Re: At Last! Soldier Launches TroopAds.com for Military Families -
01-15-2008, 02:30 AM
Basic formula needs to be covered in your lead... who, what, when, where, why, how...
I don't see the WHY!
Why this site?
Why should anyone care?
Does it solve an existing need/demand?
And... nobody gives a flip whether or not you came up #1 in the search engines. At least not in the media.
You might consider having a media pro put this release together for you (provided this is even a viable business/site idea ... I'm not judging it based on that).
Re: At Last! Soldier Launches TroopAds.com for Military Families -
01-15-2008, 07:03 AM
Agree, but it's not who, what, why, etc ....about you.
You have to develop a story, with reader interest. Then you "who, what, why" through the framework of the story you tell. And you are not the story. The fact you want to pike your stuff in no way, shape or form makes this news worthy.
Just like "I" in regular copy is to be replaced with "you," so referring to yourself in the third person is wrong. News people aren't morons. They can tell a transparent scheme for free ad space from a real news release.
Here's what I did. I found a news event: The lifting of the U.S. embargo of Vietnam. Internal experts -- who had testified before congress on the embargo -- fed me the exact details and time of the announcement. My news release went out just before the official announcement of the dropping of the embargo.
I latched onto a news event the press was sure to cover -- which had nothing to do with me -- and then integrated what I was selling with the press coverage. The difference: Find something news worthy first, then riding the press coverage wave.
Rather than "Here's my product. Here's my company. Me. Me. Me." there was a story angle. The first paragraph was about the United States launching a second invasion of Vietnam -- an invasion of capitalism this time.
Quotes -- from people who are not me -- tell the reader about the opportunities and problems. Then, and only then, comes my solution to those problems. When my part of the story comes, it's an integral part of a legitimate story angle. That's what gets you interviews on radio and articles in trade journals and calls from Detroit Free Press journalists.
You have a great potential for human interest stories based on this service. You need to get off the "me, myself, and I" angle and into some customer stories of the service in use. Real people doing real things using your service.

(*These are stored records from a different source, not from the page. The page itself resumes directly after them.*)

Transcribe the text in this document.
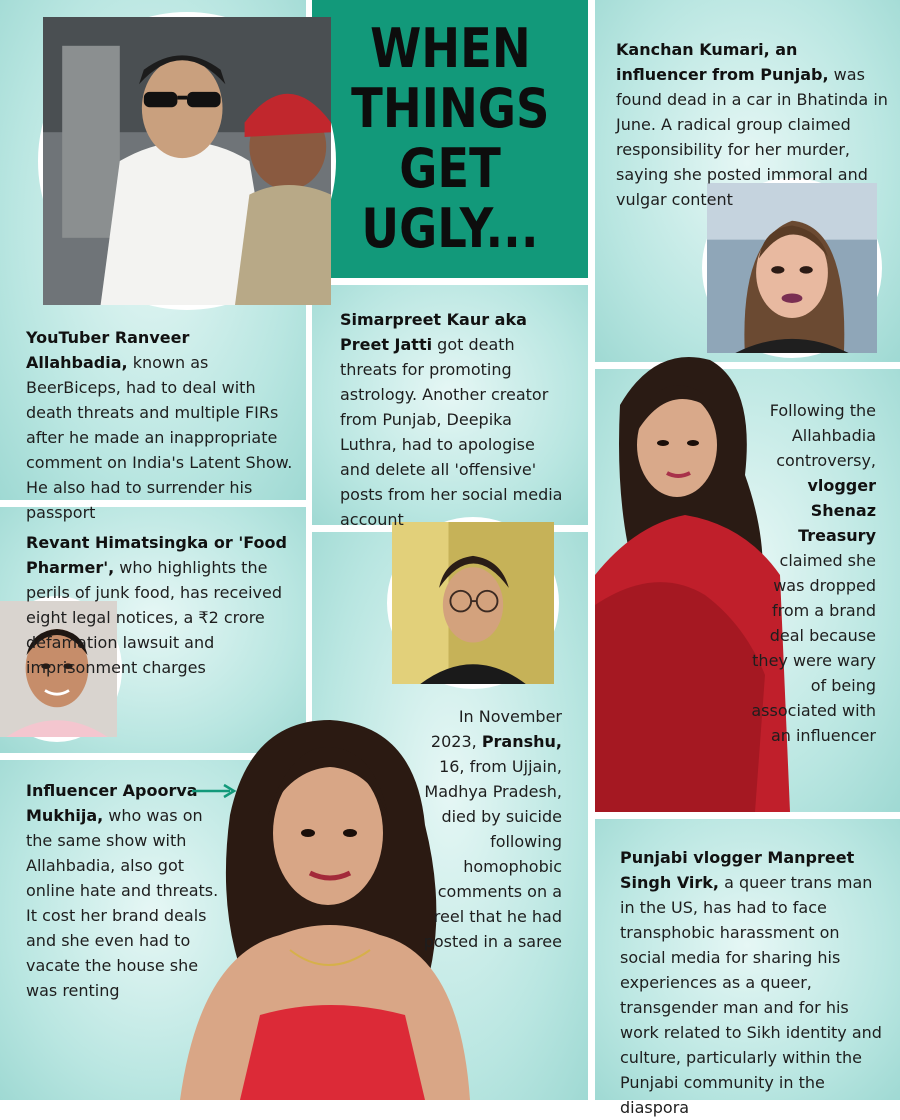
WHEN
THINGS
GET
UGLY...
YouTuber Ranveer Allahbadia, known as BeerBiceps, had to deal with death threats and multiple FIRs after he made an inappropriate comment on India's Latent Show. He also had to surrender his passport
Simarpreet Kaur aka Preet Jatti got death threats for promoting astrology. Another creator from Punjab, Deepika Luthra, had to apologise and delete all 'offensive' posts from her social media account
Kanchan Kumari, an influencer from Punjab, was found dead in a car in Bhatinda in June. A radical group claimed responsibility for her murder, saying she posted immoral and vulgar content
Revant Himatsingka or 'Food Pharmer', who highlights the perils of junk food, has received eight legal notices, a ₹2 crore defamation lawsuit and imprisonment charges
In November 2023, Pranshu, 16, from Ujjain, Madhya Pradesh, died by suicide following homophobic comments on a reel that he had posted in a saree
Following the Allahbadia controversy, vlogger Shenaz Treasury claimed she was dropped from a brand deal because they were wary of being associated with an influencer
Influencer Apoorva Mukhija, who was on the same show with Allahbadia, also got online hate and threats. It cost her brand deals and she even had to vacate the house she was renting
Punjabi vlogger Manpreet Singh Virk, a queer trans man in the US, has had to face transphobic harassment on social media for sharing his experiences as a queer, transgender man and for his work related to Sikh identity and culture, particularly within the Punjabi community in the diaspora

That's the story and the headline, with your service more in the background.
Most people think "First the press will give me customers and then..... That's not the way it works." You get yourself newsworthy first, then you get press coverage.
Right now this is worthless as a real press release, it's spam. Worse yet, due to the subject matter and the transparent piking, the reader is far more likely to get the impression of profiteering off the troops. If you think no press is bad press, trying being branded that way by people who buy their ink by the barrel.